On Wednesday May 3, 2017, AFIDEP’s Dr Eliya Zulu (Executive Director), Dr Rose Oronje (Director of Science Communication & Evidence Uptake), and Ms Nissily Mushani (Knowledge Translation Officer) held a briefing with Malawi’s Minister of Labour, Youth, Sports and Manpower Development, Mr Henry Musa.
The Minister requested for the briefing in order for him and his senior management team to get a better understanding of what Malawi needs to do to harness a sizeable demographic dividend. The Minister and his top officials were particularly keen to understand what the Ministry of Youth needs to do to steer the country’s efforts towards harnessing a sizeable demographic dividend.
The demographic dividend refers to the accelerated economic growth that is initiated by a rapid decline in fertility and mortality that results in a change in the age structure from one dominated by child dependents to one dominated by economically productive working adults.
The African Union has declared the demographic dividend as its theme for 2017, and Malawi’s President, Hon. Dr Peter Mutharika, is the UN Champion for demographic dividend in Africa. Malawi is therefore undertaking wide ranging activities to embrace the demographic dividend paradigm in its planning and resource allocation efforts in order to translate the commitments on the demographic dividend into action.
In the briefing, Dr Zulu outlined the four main things that Malawi, as well as other African countries, need to do in order to harness a sizeable demographic dividend.
Step 1: Conduct a demographic dividend profile study
Malawi has already conducted a demographic dividend profile study, which has outlined what the country’s prospects for harnessing the demographic dividend. The study recommended the need for Malawi to invest in interventions that reduce fertility to address its current high-child dependency burden, including increasing access to contraception, and keeping girls in school. Simultaneous interventions that need to go alongside reducing fertility include those interventions that: enhance education and skills development, improve the health of all Malawians, spur economic growth to create productive jobs, and improve governance and accountability.

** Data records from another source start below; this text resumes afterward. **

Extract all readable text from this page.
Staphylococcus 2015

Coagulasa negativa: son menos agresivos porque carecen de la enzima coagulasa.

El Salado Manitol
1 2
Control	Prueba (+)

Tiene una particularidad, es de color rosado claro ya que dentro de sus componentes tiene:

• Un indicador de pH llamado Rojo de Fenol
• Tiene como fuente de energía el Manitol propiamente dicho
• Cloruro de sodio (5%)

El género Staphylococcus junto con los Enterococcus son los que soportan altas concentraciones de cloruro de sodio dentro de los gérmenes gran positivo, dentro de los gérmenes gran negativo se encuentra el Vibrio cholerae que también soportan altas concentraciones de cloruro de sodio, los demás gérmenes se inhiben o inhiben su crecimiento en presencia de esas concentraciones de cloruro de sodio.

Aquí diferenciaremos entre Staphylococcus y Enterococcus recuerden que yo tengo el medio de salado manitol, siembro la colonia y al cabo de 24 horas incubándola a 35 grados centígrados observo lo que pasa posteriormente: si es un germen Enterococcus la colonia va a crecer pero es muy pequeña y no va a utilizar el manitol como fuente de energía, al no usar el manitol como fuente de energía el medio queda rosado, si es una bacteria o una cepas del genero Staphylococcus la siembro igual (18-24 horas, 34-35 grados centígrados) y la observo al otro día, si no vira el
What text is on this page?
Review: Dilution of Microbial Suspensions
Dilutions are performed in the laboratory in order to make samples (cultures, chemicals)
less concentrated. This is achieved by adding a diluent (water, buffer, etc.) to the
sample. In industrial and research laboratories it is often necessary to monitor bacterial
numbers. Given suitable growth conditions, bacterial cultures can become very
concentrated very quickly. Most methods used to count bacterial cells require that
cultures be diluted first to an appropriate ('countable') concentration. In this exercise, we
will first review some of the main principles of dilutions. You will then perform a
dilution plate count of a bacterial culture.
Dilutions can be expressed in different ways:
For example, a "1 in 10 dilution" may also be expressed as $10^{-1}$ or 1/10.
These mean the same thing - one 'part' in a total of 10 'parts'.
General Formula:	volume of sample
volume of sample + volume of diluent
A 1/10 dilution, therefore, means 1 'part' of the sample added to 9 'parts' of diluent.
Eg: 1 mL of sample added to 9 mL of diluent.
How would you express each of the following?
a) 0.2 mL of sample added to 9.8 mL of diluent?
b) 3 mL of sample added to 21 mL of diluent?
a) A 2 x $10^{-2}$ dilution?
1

Through the leadership of the Finance, Economic Planning and Development ministry, the country is currently conducting intensive dissemination of the results of the study at national and subnational levels in order to increase awareness as well as strengthen support and commitment at different leadership levels to implementing the dividend. AFIDEP led the conduct of this study under a partnership with the UNFPA.
Step 2: Develop a demographic dividend roadmap
Once countries understand their demographic dividend prospects, they need to develop a detailed roadmap that outlines what they will do in order to reap a sizable demographic dividend. This roadmap should identify the “game-changer’ interventions that countries need to undertake to realize a sizeable dividend. To be impactful, the interventions need to break away from “business as usual’ to identify what countries need to do differently for them to maximize on the dividend. As such, these interventions need to be informed by critical analyses of what countries have been doing, and things that need to change if countries are to transform their socio-economic prospects.
Malawi is already undertaking the development of its next five-year development plan, the third Malawi Growth and Development Strategy (MGDS III), and it is through this process that the country is defining its roadmap for the implementation of its demographic dividend commitments.
The African Union has developed a continental roadmap for harnessing the demographic dividend that countries could domesticate to their local contexts.
Step 3: Mainstream the demographic dividend in national annual development plans
The third step is to mainstream the demographic dividend into annual development plans and budgets. This will ensure that countries implement actions aimed at enabling them to harness a sizeable demographic dividend. Malawi will get to this step once it completes the development of the MGDS III.
Step 4: Implement, monitor, learn and evaluate
The final stage is implementing actions or programmes that will enable countries reap a demographic dividend. An important part of this is continuous monitoring and learning to enable programme improvement, and evaluation to assess effectiveness.
With this understanding the Minister wanted to know specific things that the Ministry of Youth should be doing in the short-term, medium-term and long-term. Dr. Zulu noted that except for broad recommendations contained in Malawi’s demographic dividend profile study report, we still do not know the game-changer interventions that the Ministry and other government agencies need to undertake. To identify these interventions, we need to conduct in-depth policy and programme analyses. He noted that he hopes the MGDS III will identify these interventions. He also noted that there were opportunities for the Ministry to work with AFIDEP and other researchers in conducting critical analyses that will identify specific interventions that the Ministry needs to undertake in addition to what will be identified by the MGDS III.
The meeting ended with the Minister recommending that AFIDEP holds further meetings with his technical team led by the Principal Secretary, Dr Luckie Sikwese, to chart way in which the Ministry will identify its game changer interventions that it needs to prioritise in efforts to enabling the country to harness a sizable demographic dividend.